Space is the usual business of a space agency, so it may come as a surprise that the European Space Agency (ESA) is giving some attention to road transport.
The agency is designing and building the satellites that will make up the space segment of Galileo, Europe's own global satellite navigation system. When Galileo becomes fully operational in 2008, road vehicles fitted with special receivers will be able to use signals broadcast by the satellites to determine their positions with unprecedented accuracy. Such information will open up new ways of managing traffic, leading to better road safety, fewer traffic jams and more efficient journeys. Already, ESA is assessing some of the possibilities.
Many cars already have GPS (Global Positioning System) that can tell you how to get to your destination. But what we will be able to have with Galileo is spot-on road traffic management. This is because the future satellite navigation services will be more reliable and much more accurate than the present GPS system.
Metre accuracy can already be achieved with satellite based augmentation systems, such as EGNOS (the European Global Navigation Overlay System), which improves the accuracy and reliability of GPS signals. “Galileo's novel signal structure in combination with regional augmentations will notch the accuracy up again by an order of magnitude into the centimetre range. We have already tested the technology and are pretty sure that Galileo will achieve this.

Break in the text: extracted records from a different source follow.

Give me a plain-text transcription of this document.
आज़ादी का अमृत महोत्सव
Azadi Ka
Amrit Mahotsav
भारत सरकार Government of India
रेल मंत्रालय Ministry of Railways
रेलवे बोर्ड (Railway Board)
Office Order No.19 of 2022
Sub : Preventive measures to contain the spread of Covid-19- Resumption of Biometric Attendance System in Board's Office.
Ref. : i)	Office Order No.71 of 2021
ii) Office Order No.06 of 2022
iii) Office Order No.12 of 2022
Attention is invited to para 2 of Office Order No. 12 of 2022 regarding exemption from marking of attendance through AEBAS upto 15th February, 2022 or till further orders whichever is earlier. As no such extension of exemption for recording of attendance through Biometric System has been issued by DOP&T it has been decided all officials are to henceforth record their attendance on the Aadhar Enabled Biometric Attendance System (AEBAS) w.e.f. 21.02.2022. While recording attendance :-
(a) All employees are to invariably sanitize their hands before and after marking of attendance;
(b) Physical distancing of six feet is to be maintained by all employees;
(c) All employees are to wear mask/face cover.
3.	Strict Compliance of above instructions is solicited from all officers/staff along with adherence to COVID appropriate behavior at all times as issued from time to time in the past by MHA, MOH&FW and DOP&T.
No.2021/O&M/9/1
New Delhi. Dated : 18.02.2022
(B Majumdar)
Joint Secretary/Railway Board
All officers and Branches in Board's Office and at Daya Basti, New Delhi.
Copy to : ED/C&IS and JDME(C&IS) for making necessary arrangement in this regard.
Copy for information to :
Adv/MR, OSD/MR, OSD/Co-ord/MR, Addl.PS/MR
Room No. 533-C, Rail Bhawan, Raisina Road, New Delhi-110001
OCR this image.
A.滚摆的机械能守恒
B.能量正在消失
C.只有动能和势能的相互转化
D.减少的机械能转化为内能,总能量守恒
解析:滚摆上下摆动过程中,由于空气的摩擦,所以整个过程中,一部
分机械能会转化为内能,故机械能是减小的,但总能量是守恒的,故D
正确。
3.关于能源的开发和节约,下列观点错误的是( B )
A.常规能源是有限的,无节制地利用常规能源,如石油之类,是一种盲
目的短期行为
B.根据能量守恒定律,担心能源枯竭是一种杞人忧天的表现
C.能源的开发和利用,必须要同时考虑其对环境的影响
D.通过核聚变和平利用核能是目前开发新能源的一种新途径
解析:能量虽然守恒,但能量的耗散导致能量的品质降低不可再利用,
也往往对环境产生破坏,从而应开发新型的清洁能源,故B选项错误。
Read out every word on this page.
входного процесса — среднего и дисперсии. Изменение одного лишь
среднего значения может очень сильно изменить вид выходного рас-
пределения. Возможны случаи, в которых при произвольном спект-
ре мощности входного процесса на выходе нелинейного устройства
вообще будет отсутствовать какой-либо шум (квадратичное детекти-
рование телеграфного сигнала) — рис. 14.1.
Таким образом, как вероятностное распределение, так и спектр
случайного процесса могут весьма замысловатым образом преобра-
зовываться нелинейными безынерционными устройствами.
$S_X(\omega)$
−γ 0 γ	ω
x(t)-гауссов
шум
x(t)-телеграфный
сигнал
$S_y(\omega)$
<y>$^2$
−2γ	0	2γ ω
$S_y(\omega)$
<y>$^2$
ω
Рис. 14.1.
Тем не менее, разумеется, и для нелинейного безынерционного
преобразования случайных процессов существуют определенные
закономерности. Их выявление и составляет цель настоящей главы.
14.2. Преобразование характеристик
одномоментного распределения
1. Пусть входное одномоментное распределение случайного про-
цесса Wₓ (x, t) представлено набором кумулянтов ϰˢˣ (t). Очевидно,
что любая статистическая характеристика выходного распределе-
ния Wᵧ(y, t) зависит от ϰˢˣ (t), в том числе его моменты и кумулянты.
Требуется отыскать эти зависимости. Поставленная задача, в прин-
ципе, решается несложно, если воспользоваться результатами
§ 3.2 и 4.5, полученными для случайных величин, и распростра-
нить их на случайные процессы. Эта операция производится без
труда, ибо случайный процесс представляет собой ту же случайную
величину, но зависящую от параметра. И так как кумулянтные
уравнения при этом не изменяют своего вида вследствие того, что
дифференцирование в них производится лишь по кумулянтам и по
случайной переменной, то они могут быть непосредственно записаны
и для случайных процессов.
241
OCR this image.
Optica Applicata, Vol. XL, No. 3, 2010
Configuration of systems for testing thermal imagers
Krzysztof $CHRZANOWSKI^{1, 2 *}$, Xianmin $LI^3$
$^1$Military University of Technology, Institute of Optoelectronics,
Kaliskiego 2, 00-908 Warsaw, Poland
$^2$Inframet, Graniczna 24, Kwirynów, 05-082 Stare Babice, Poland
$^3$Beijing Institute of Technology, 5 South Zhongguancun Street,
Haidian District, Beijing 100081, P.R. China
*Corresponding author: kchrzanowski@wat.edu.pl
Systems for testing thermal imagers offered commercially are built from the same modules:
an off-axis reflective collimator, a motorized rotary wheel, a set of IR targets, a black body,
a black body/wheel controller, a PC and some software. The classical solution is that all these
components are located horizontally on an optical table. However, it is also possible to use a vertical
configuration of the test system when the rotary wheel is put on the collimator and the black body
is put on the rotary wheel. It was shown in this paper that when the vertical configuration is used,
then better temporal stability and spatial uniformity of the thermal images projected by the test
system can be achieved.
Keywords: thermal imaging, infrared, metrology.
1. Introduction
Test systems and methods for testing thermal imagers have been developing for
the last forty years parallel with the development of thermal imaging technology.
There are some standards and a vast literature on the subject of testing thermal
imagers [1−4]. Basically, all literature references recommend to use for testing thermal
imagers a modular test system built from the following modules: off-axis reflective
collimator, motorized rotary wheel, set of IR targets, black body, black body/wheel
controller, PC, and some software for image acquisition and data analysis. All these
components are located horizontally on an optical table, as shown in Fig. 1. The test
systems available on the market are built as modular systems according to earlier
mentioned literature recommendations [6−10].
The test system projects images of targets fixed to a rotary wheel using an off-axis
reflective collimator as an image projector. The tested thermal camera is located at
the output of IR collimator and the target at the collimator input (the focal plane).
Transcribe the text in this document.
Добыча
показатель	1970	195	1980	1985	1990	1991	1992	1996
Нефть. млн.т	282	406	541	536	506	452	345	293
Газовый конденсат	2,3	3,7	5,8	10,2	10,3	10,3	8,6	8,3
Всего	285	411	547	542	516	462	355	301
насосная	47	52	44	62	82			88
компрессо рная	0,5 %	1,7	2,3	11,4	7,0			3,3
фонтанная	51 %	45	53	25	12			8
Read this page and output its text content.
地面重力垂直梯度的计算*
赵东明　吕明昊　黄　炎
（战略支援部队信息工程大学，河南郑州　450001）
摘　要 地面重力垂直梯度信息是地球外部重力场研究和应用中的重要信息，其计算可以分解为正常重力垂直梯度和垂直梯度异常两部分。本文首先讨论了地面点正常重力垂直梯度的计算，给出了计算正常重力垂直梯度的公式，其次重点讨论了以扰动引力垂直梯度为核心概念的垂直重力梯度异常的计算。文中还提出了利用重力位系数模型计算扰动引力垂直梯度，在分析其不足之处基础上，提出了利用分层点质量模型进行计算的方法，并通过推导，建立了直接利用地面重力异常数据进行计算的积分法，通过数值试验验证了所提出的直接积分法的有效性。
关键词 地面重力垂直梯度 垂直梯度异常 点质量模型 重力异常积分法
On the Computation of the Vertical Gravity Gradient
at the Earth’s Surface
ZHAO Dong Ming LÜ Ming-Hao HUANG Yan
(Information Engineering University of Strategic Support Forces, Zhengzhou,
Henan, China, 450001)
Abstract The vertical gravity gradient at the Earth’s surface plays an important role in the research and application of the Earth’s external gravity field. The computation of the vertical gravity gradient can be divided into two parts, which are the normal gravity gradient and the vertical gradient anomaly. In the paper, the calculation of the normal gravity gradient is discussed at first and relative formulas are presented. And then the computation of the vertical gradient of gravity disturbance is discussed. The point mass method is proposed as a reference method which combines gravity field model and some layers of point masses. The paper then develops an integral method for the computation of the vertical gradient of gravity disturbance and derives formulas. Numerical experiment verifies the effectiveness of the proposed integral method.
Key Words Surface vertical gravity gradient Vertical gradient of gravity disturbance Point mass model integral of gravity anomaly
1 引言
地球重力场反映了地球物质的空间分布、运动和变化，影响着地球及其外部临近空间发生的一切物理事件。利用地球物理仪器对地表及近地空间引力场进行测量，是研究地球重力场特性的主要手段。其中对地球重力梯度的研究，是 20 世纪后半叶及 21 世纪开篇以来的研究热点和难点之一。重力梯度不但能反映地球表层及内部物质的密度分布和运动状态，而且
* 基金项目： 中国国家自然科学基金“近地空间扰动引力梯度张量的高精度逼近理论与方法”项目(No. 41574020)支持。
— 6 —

Galileo will also bring an enormous leap in the availability and reliability of positioning signals. We will be able to do things that have been impossible so far. What seems like science fiction today will be science fact in a few years' time," says Hans Fromm from ESA's navigation department.
ESA has recently launched a new intelligent car initiative to test out some of these futuristic scenarios. Industry is being invited to send in proposals. The chief aims are to devise and demonstrate ways of using Galileo signals to improve road safety and manage traffic more efficiently. Initially, however, the new ideas will be tested using the EGNOS signal, which is already being broadcast.
Galileo could revolutionise the experience of future car-driving. The car of tomorrow, for example, might be equipped with an inter-car communication system that sends out a signal over a distance of about 100m containing information on the car's position, direction of travel, speed and any other relevant information. Neighbouring vehicles, similarly equipped, will pick up the signal and automatically take action to continue driving safely. Such "smart" cars would avoid crashes, break softly in front of traffic jams, or wake up a driver who is falling asleep. Ultimately, Galileo's guaranteed signal will be reliable enough for automated driver assistance. Already several car manufacturers are developing systems that integrate different aspects of a car's control system with satellite navigation to provide an auto-pilot for cars.
Other possibilities include warning drivers of traffic jams and suggesting alternative routes; providing drivers with accurate and up-to-the-minute information on motorway lane closures and speed restrictions; and guiding drivers to the nearest parking space, hotel, restaurant or other facility. The list is almost endless.